Folgen wir nun unseren “falschen” Kunden, den wir Herr Rossi nennen werden, im ersten Einrahmergeschäft: “Ich möchte diesen Kunstdruck einrahmen lassen. Der Rahmen sollte schmal und nussfarbig sein und eine Goldlinie haben”.
Mit dieser Anfrage wollten wir unseren Test auf einen normalen einfachen Rahmen ansetzen, der von vielen Einrahmern angeboten wird, um die verschiedenen Preise analysieren zu können.
“Ich möchte das Bild mit einem 5 cm breiten Passepartout erweitern” fährt Herr Rossi fort.
Nach einigen Überlegungen ist man zur Auswahl des Rahmens und des Passepartouttypes übergegangen.
Die gleiche Szene hat sich bei den restlichen 9 Einrahmen wiederholt.

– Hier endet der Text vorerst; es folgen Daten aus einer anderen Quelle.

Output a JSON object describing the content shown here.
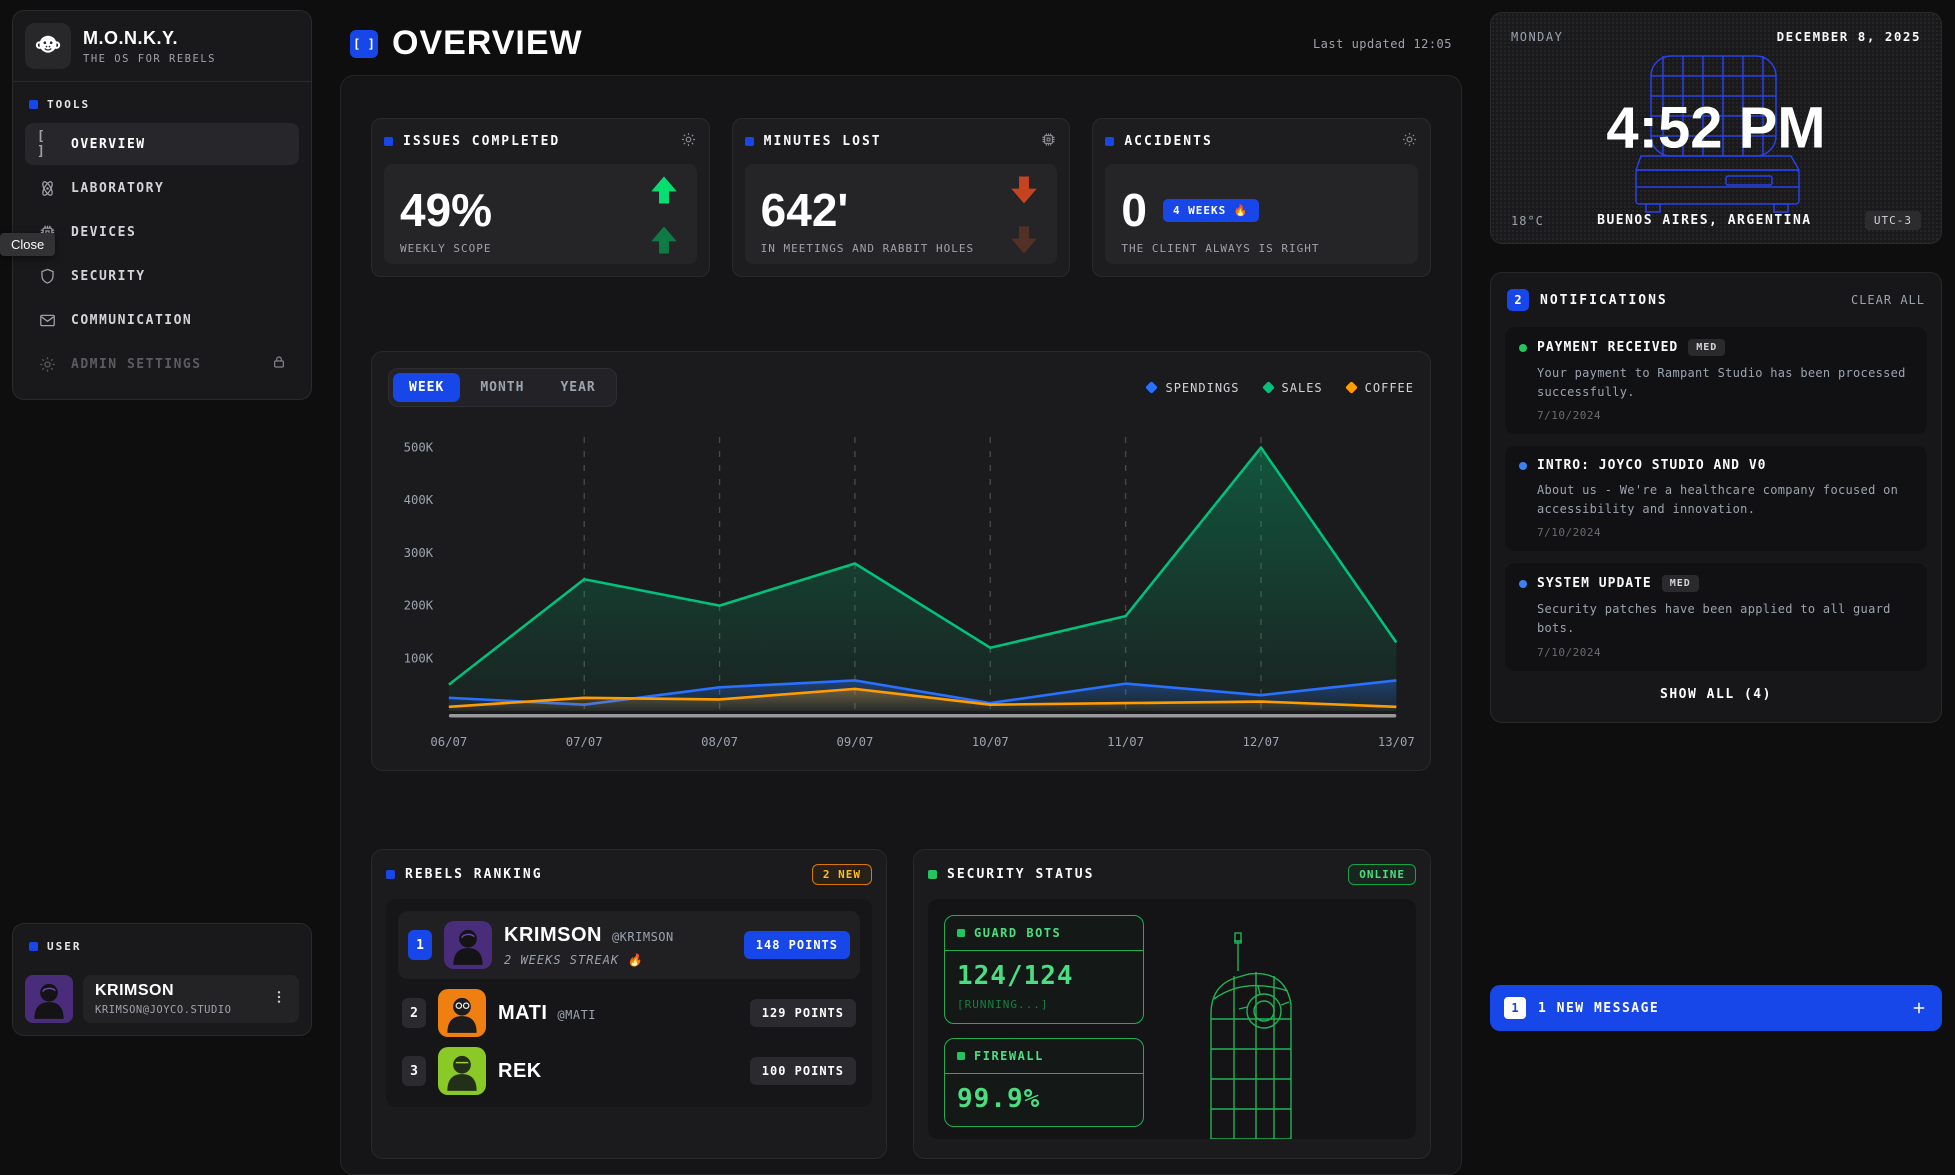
{
  "app": {
    "name": "M.O.N.K.Y.",
    "tagline": "THE OS FOR REBELS"
  },
  "sidebar": {
    "tools_label": "TOOLS",
    "tooltip_close": "Close",
    "items": [
      {
        "label": "OVERVIEW",
        "icon": "brackets-icon",
        "glyph": "[ ]",
        "active": true
      },
      {
        "label": "LABORATORY",
        "icon": "atom-icon"
      },
      {
        "label": "DEVICES",
        "icon": "chip-icon"
      },
      {
        "label": "SECURITY",
        "icon": "shield-icon"
      },
      {
        "label": "COMMUNICATION",
        "icon": "mail-icon"
      },
      {
        "label": "ADMIN SETTINGS",
        "icon": "gear-icon",
        "locked": true,
        "disabled": true
      }
    ],
    "user_label": "USER",
    "user": {
      "name": "KRIMSON",
      "email": "KRIMSON@JOYCO.STUDIO"
    }
  },
  "header": {
    "icon_glyph": "[ ]",
    "title": "OVERVIEW",
    "last_updated": "Last updated 12:05"
  },
  "stats": [
    {
      "title": "ISSUES COMPLETED",
      "icon": "gear-icon",
      "value": "49%",
      "caption": "WEEKLY SCOPE",
      "trend": "up"
    },
    {
      "title": "MINUTES LOST",
      "icon": "chip-icon",
      "value": "642'",
      "caption": "IN MEETINGS AND RABBIT HOLES",
      "trend": "down"
    },
    {
      "title": "ACCIDENTS",
      "icon": "sun-icon",
      "value": "0",
      "badge": "4 WEEKS 🔥",
      "caption": "THE CLIENT ALWAYS IS RIGHT",
      "trend": "none"
    }
  ],
  "chart": {
    "tabs": [
      "WEEK",
      "MONTH",
      "YEAR"
    ],
    "active_tab": "WEEK",
    "legend": [
      {
        "label": "SPENDINGS",
        "color": "#2970ff"
      },
      {
        "label": "SALES",
        "color": "#00c27a"
      },
      {
        "label": "COFFEE",
        "color": "#ff9d00"
      }
    ]
  },
  "chart_data": {
    "type": "area",
    "title": "",
    "x": [
      "06/07",
      "07/07",
      "08/07",
      "09/07",
      "10/07",
      "11/07",
      "12/07",
      "13/07"
    ],
    "series": [
      {
        "name": "SALES",
        "color": "#00c27a",
        "values": [
          50000,
          250000,
          200000,
          280000,
          120000,
          180000,
          500000,
          130000
        ]
      },
      {
        "name": "SPENDINGS",
        "color": "#2970ff",
        "values": [
          25000,
          12000,
          45000,
          58000,
          15000,
          52000,
          30000,
          58000
        ]
      },
      {
        "name": "COFFEE",
        "color": "#ff9d00",
        "values": [
          8000,
          25000,
          22000,
          42000,
          12000,
          15000,
          18000,
          8000
        ]
      }
    ],
    "yticks": [
      "100K",
      "200K",
      "300K",
      "400K",
      "500K"
    ],
    "ylim": [
      0,
      520000
    ],
    "grid": "vertical-dashed",
    "legend_position": "top-right"
  },
  "ranking": {
    "title": "REBELS RANKING",
    "badge": "2 NEW",
    "rows": [
      {
        "rank": "1",
        "name": "KRIMSON",
        "handle": "@KRIMSON",
        "streak": "2 WEEKS STREAK 🔥",
        "points": "148 POINTS",
        "avatar_color": "#4a2d7a"
      },
      {
        "rank": "2",
        "name": "MATI",
        "handle": "@MATI",
        "points": "129 POINTS",
        "avatar_color": "#f07f12"
      },
      {
        "rank": "3",
        "name": "REK",
        "handle": "",
        "points": "100 POINTS",
        "avatar_color": "#8ac926"
      }
    ]
  },
  "security": {
    "title": "SECURITY STATUS",
    "status": "ONLINE",
    "guard_bots": {
      "label": "GUARD BOTS",
      "value": "124/124",
      "state": "[RUNNING...]"
    },
    "firewall": {
      "label": "FIREWALL",
      "value": "99.9%"
    }
  },
  "clock": {
    "day": "MONDAY",
    "date": "DECEMBER 8, 2025",
    "time": "4:52 PM",
    "temp": "18°C",
    "location": "BUENOS AIRES, ARGENTINA",
    "utc": "UTC-3"
  },
  "notifications": {
    "count": "2",
    "title": "NOTIFICATIONS",
    "clear_label": "CLEAR ALL",
    "show_all_label": "SHOW ALL (4)",
    "items": [
      {
        "dot": "#22c55e",
        "title": "PAYMENT RECEIVED",
        "badge": "MED",
        "body": "Your payment to Rampant Studio has been processed successfully.",
        "date": "7/10/2024"
      },
      {
        "dot": "#3b82f6",
        "title": "INTRO: JOYCO STUDIO AND V0",
        "body": "About us - We're a healthcare company focused on accessibility and innovation.",
        "date": "7/10/2024"
      },
      {
        "dot": "#3b82f6",
        "title": "SYSTEM UPDATE",
        "badge": "MED",
        "body": "Security patches have been applied to all guard bots.",
        "date": "7/10/2024"
      }
    ]
  },
  "message_bar": {
    "count": "1",
    "text": "1 NEW MESSAGE"
  }
}
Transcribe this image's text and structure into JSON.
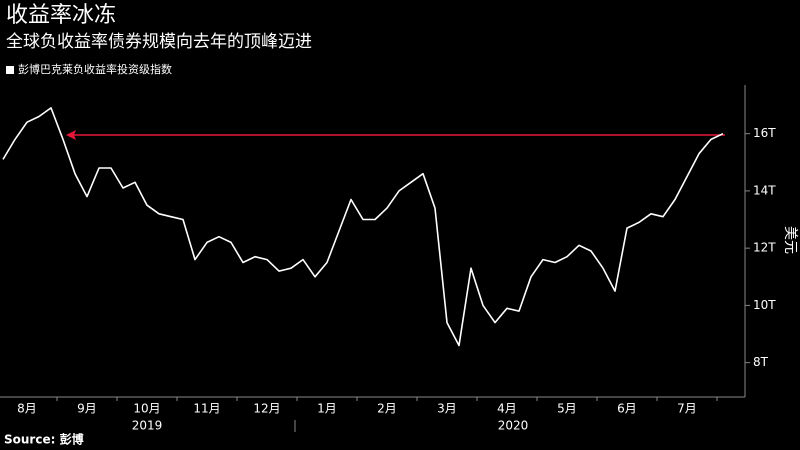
{
  "chart_data": {
    "type": "line",
    "title": "收益率冰冻",
    "subtitle": "全球负收益率债券规模向去年的顶峰迈进",
    "source": "Source: 彭博",
    "y_axis_label": "美元",
    "years": [
      "2019",
      "2020"
    ],
    "categories": [
      null,
      null,
      "8月",
      null,
      null,
      null,
      null,
      "9月",
      null,
      null,
      null,
      null,
      "10月",
      null,
      null,
      null,
      null,
      "11月",
      null,
      null,
      null,
      null,
      "12月",
      null,
      null,
      null,
      null,
      "1月",
      null,
      null,
      null,
      null,
      "2月",
      null,
      null,
      null,
      null,
      "3月",
      null,
      null,
      null,
      null,
      "4月",
      null,
      null,
      null,
      null,
      "5月",
      null,
      null,
      null,
      null,
      "6月",
      null,
      null,
      null,
      null,
      "7月",
      null,
      null,
      null
    ],
    "series": [
      {
        "name": "彭博巴克莱负收益率投资级指数",
        "color": "#ffffff",
        "values": [
          15.1,
          15.8,
          16.4,
          16.6,
          16.9,
          15.8,
          14.6,
          13.8,
          14.8,
          14.8,
          14.1,
          14.3,
          13.5,
          13.2,
          13.1,
          13.0,
          11.6,
          12.2,
          12.4,
          12.2,
          11.5,
          11.7,
          11.6,
          11.2,
          11.3,
          11.6,
          11.0,
          11.5,
          12.6,
          13.7,
          13.0,
          13.0,
          13.4,
          14.0,
          14.3,
          14.6,
          13.4,
          9.4,
          8.6,
          11.3,
          10.0,
          9.4,
          9.9,
          9.8,
          11.0,
          11.6,
          11.5,
          11.7,
          12.1,
          11.9,
          11.3,
          10.5,
          12.7,
          12.9,
          13.2,
          13.1,
          13.7,
          14.5,
          15.3,
          15.8,
          16.0
        ]
      }
    ],
    "ylim": [
      6.8,
      17.7
    ],
    "yticks": [
      {
        "value": 8,
        "label": "8T"
      },
      {
        "value": 10,
        "label": "10T"
      },
      {
        "value": 12,
        "label": "12T"
      },
      {
        "value": 14,
        "label": "14T"
      },
      {
        "value": 16,
        "label": "16T"
      }
    ],
    "grid": false,
    "background": "#000000",
    "annotation_color": "#e8173a"
  }
}
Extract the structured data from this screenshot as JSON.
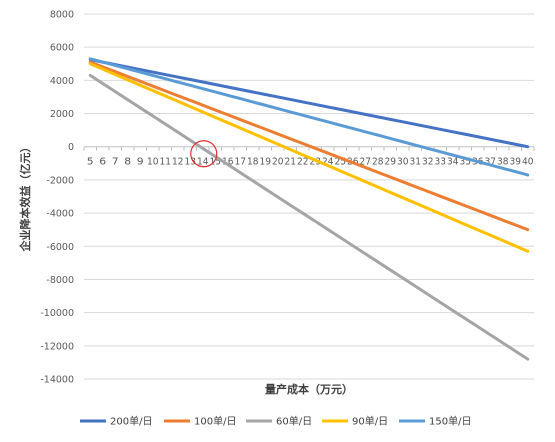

Wir sind zu folgenden Schlussfolgerungen gekommen:


Der Preis

Herr Rossi hat natürlich nach dem Preis gefragt.
Nachfolgende Tabelle enthält die Preise der verschiedenen Einrahmer: vom niedrigsten, 24 €, bis zum teuersten, 50 € mit einem Durchschnittspreis von 30,90 €.



Rahmen-
maß
Preis
32 x 42 € 26
32 x 40 € 24
33 x 43 € 31
30 x 37 € 25
33 x 43 € 26
33 x 43 € 28
34 x 44 € 35
35 x 45 € 29
37 x 44 € 35
32 x 40 € 50


Durchschnitts-
preis
€ 30,9

Es springt besonders ins Auge, dass ein erheblicher Unterschied zwischen dem niedrigsten und dem höchsten Preis ist. Wie ist dies zu erklären? Der höhere Preis ist der eines bekannten Einrahmers, der seinen Laden in einem zentralgelegenen Ortsteil hat. Dieser Einrahmer kann womöglich jeden Preis verlangen.
Herr Rossi hat auch beobachtet, wie die verschiedenen Einrahmer den Einrahmungspreis kalkuliert haben.
Drei von Ihnen haben den Preis nach Augenmass kalkuliert, zwei haben ihn mit einem Taschenrechner berechnet, 4 Einrahmer haben den Preis mit dem Computer und einem Programm für Einrahmer berechnet.
Ein Verkäufer hat seinen Chef, der hinten in der Werkstatt war, um den Preis gefragt.
Zu erwähnen ist, dass 2 der 10 Einrahmer den Anfangspreis nicht eingehalten haben. Einer hat den Endpreis um 5 € und ein anderer um 3 € erhöht.
Der Einrahmer, der diesen Beitrag liest, kann anhand obiger Tabelle feststellen, ob sein Preis bei dieser Einrahmung über oder unter dem Durchschnittspreis gelegen hätte.


Der Bestellschein

Nur 5 der Einrahmer haben die Bestellung auf einem Bestellschein mit Angabe der Masse und des Preises notiert und Herrn Rossi eine Kopie übergeben. Alle anderen haben sich auf Papierblöcke und Zettel oder auf der Rückseite des Druckes Notizen gemacht.
Acht Einrahmer haben sich den Namen des Herrn Rossi notiert, nur 6 seine Telefonnummer, keiner seine Adresse.
Diesen Aspekt hat uns sehr enttäuscht, weil wir davon ausgegangen ist, dass es heutzutage üblich ist, dem Kunden bei der Bestellung einer Einrahmung eine Quittung zu hinterlassen.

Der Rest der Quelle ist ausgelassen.